Would someone kindly explain to me what the logic is behind one of the steps here:
http://tutorial.math.lamar.edu/Classes/DE/SeriesSolutions.aspx
In Example 1 -
Following on from this sentence on the page
"Now, at this point we just need to start plugging in some value of $n$ and see what happens"
I get the plugging in $n's$ part, I just don't understand the steps behind writing all of the even $a's$ in terms of $a_0$ and all of the odd $a's$ in terms of $a_1$
For example they have $a_4$ = $-\dfrac{a_2}{(4)(3)}$ which they then re-write as
$a_4$ = $\dfrac{a_0}{(4)(3)(2)(1)}$
Can anyone explain how this step works?
Let me know if you need clarification, thanks.
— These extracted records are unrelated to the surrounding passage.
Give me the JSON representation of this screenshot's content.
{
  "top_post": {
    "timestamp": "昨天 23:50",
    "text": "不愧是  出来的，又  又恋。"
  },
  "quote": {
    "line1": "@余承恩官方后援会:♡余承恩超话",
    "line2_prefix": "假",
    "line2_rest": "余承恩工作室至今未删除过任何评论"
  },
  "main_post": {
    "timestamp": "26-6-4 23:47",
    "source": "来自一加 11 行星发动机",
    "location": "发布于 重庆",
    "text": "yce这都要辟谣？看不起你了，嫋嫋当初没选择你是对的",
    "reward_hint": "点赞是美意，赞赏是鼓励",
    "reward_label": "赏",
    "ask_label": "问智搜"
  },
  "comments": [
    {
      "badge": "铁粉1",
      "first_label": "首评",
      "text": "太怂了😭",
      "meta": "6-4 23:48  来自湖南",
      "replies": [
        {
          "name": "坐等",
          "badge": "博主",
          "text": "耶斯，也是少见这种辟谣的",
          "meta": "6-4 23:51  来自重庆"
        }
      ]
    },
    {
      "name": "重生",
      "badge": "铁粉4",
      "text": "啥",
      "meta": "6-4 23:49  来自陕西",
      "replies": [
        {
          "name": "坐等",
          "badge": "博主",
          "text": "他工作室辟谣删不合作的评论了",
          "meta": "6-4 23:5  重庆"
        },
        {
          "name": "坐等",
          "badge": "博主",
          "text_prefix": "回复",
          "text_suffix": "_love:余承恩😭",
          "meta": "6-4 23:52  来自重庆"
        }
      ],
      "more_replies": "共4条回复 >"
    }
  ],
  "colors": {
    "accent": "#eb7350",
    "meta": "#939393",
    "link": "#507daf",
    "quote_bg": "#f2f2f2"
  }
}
For $n=0$, we discover $a_2 = \frac{-a_0}{(2)(1)}$. We expect this from the recurence $a_{n+2} = \frac{-a_n}{(n+2)(n+1)}$. Setting $n=2$, we get $a_{2+2} = \frac{-a_2}{(2+2)(2+1)}$. But we already know $a_2$ and plugging this in for $a_2$ we get $$a_{4} = \frac{-\frac{-a_0}{(2)(1)}}{(4)(3)} = \frac{a_0}{(4)(3)(2)(1)}$$